I accept that, in a case of death following the use of force by police officers, a failure to separate the police officers who used or witnessed the use of force mayimpair the adequacy of the investigation because of the risk of collusion (a term which I will use for the sake of simplicity to cover both dishonest collusion and innocent contamination of police evidence). Whether it does so to any material extent will, however, depend on the circumstances, including the other safeguards in place; and whether the investigation as a whole is adequate for the purposes of article 2 will depend on an overall assessment of relevant factors, of which the risk of collusion is only one. The ECtHR in Ramsahai (paras 27-29 above) did not hold that a failure to keep officers separate will necessarily render an investigation inadequate. The Court did say that the failure to take appropriate steps to reduce the risk of collusion amounted to a significant shortcoming in the adequacy of the investigation in question, but that was only one of several factors that led to the finding that the investigation was inadequate and in breach of article 2. I agree generally with the observations of Underhill J in Saunders as to the effect of the judgment in Ramsahai (see para 31 above).

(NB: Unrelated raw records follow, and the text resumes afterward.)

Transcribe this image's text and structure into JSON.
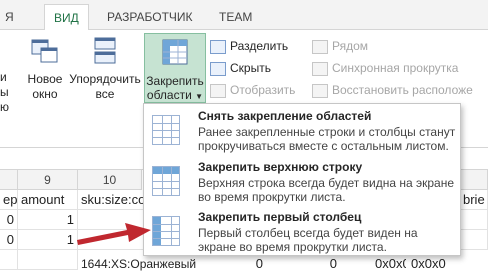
{
  "tabs": [
    {
      "label": "Я"
    },
    {
      "label": "ВИД"
    },
    {
      "label": "РАЗРАБОТЧИК"
    },
    {
      "label": "TEAM"
    }
  ],
  "ribbon": {
    "left_cut": [
      "и",
      "ы",
      "ю"
    ],
    "new_window": "Новое\nокно",
    "new_window_l1": "Новое",
    "new_window_l2": "окно",
    "arrange_all_l1": "Упорядочить",
    "arrange_all_l2": "все",
    "freeze_l1": "Закрепить",
    "freeze_l2": "области",
    "split": "Разделить",
    "hide": "Скрыть",
    "unhide": "Отобразить",
    "side_by_side": "Рядом",
    "sync_scroll": "Синхронная прокрутка",
    "reset_position": "Восстановить расположе"
  },
  "grid": {
    "col_headers": [
      "9",
      "10"
    ],
    "row1": {
      "c0": "ер",
      "c1": "amount",
      "c2": "sku:size:co",
      "c_right": "brie"
    },
    "row2": {
      "c0": "0",
      "c1": "1"
    },
    "row3": {
      "c0": "0",
      "c1": "1"
    },
    "row4": {
      "c2": "1644:XS:Оранжевый",
      "v1": "0",
      "v2": "0",
      "v3": "0x0x0"
    }
  },
  "menu": {
    "items": [
      {
        "title": "Снять закрепление областей",
        "desc": "Ранее закрепленные строки и столбцы станут прокручиваться вместе с остальным листом."
      },
      {
        "title": "Закрепить верхнюю строку",
        "desc": "Верхняя строка всегда будет видна на экране во время прокрутки листа."
      },
      {
        "title": "Закрепить первый столбец",
        "desc": "Первый столбец всегда будет виден на экране во время прокрутки листа."
      }
    ]
  },
  "colors": {
    "accent": "#217346",
    "selected_bg": "#c6e3d2",
    "arrow": "#c0282f"
  }
}
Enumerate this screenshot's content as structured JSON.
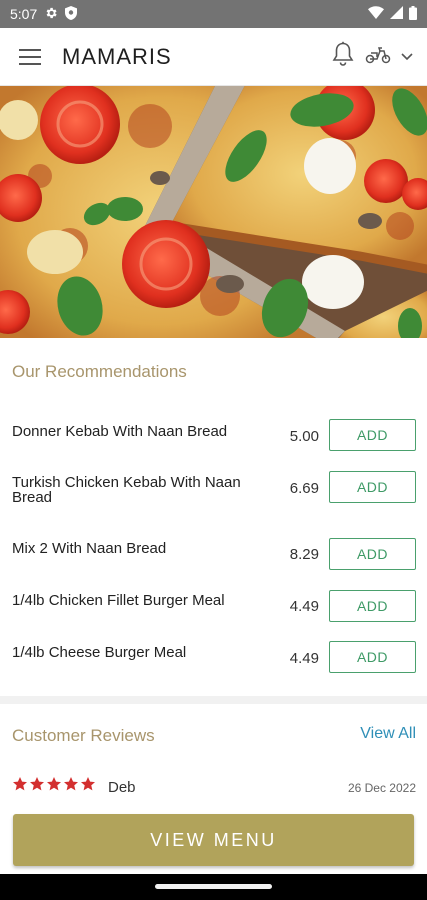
{
  "status_bar": {
    "time": "5:07",
    "icons": [
      "gear-icon",
      "shield-icon",
      "wifi-icon",
      "signal-icon",
      "battery-icon"
    ]
  },
  "header": {
    "title": "MAMARIS",
    "icons": [
      "hamburger-menu-icon",
      "bell-icon",
      "scooter-icon",
      "chevron-down-icon"
    ]
  },
  "hero": {
    "image": "pizza-hero-image"
  },
  "recommendations": {
    "title": "Our Recommendations",
    "items": [
      {
        "name": "Donner Kebab With Naan Bread",
        "price": "5.00",
        "action": "ADD"
      },
      {
        "name": "Turkish Chicken Kebab With Naan Bread",
        "price": "6.69",
        "action": "ADD"
      },
      {
        "name": "Mix 2 With Naan Bread",
        "price": "8.29",
        "action": "ADD"
      },
      {
        "name": "1/4lb Chicken Fillet Burger Meal",
        "price": "4.49",
        "action": "ADD"
      },
      {
        "name": "1/4lb Cheese Burger Meal",
        "price": "4.49",
        "action": "ADD"
      }
    ]
  },
  "reviews": {
    "title": "Customer Reviews",
    "view_all": "View All",
    "items": [
      {
        "rating": 5,
        "name": "Deb",
        "date": "26 Dec 2022"
      }
    ]
  },
  "view_menu": {
    "label": "VIEW MENU"
  },
  "colors": {
    "accent_gold": "#b1a35b",
    "section_title": "#a8956c",
    "add_green": "#3e9a66",
    "link_blue": "#2f8fb7",
    "star_red": "#d32f2f",
    "status_bar": "#737373"
  }
}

The approach taken in the IPCC’s draft guidance (para 23 above) has much to commend it from the point of view of article 2. The combined effect of the provisions relating to identification of the key policing witnesses (para 18 of the draft guidance) and those relating to the separation of such witnesses and the prohibition on conferring (para 20) would minimise the risk of collusion. The risk would not be eliminated altogether: para 20 provides for the separation of the key policing witnesses “[f]rom the moment it is operationally safe to do so”, which would still leave open the possibility of their discussing their evidence during the period when they were together for reasons of operational safety. That residual risk, however, could not realistically be avoided.
The fact that the IPCC’s draft guidance has much to commend it from the point of view of article 2 does not mean that the 2014 guidance, in particular by taking a different approach towards separation of officers, creates an unacceptable risk of breach of article 2. Nor does it mean that the IPCC should adopt its draft guidance. The decision on that is entirely a matter for the IPCC, in the light of the responses to its consultation exercise and the considerations, both practical and of principle, raised by those responses.
The 2014 guidance is on any view an imperfect document. It has been accepted on behalf of ACPO that there are places where its drafting could be improved (see para 43 above). Despite those drafting deficiencies, however, if properly applied it goes a long way towards reducing the risk of collusion:
It provides that as a matter of general practice officers should not confer with others before making their accounts (whether initial or subsequent accounts). It allows for exceptions, specifically where there is a need for officers to speak to one another to resolve an ongoing operational or safety matter, but it requires the fact of any discussion to be documented with appropriate particulars. I accept the submission on behalf of ACPO that the overwhelming majority of officers can be expected to obey the direction against conferring, both as a matter of ordinary professional integrity and because of the disciplinary sanctions available for breach. The opportunities for conferring are, moreover, substantially limited in practice by the further safeguards referred to below.
The regime established for the supervision of principal officers following their arrival at the post-incident suite at the police station is aimed at ensuring not only that officers are reminded of the direction against conferring but also that inappropriate conferring does not take place in practice. Supervision is the responsibility of a senior officer appointed for the purpose and the process must be documented. The regime is plainly not watertight. It is also deficient in applying on the face of it only to “principal officers” (itself an expression not clearly defined) and not to other “key police witnesses” (referred to as a distinct group in the section of the guidance on separation). It does, however, provide a reasonable safeguard against things happening in the post-incident suite that might impair the adequacy of the investigation.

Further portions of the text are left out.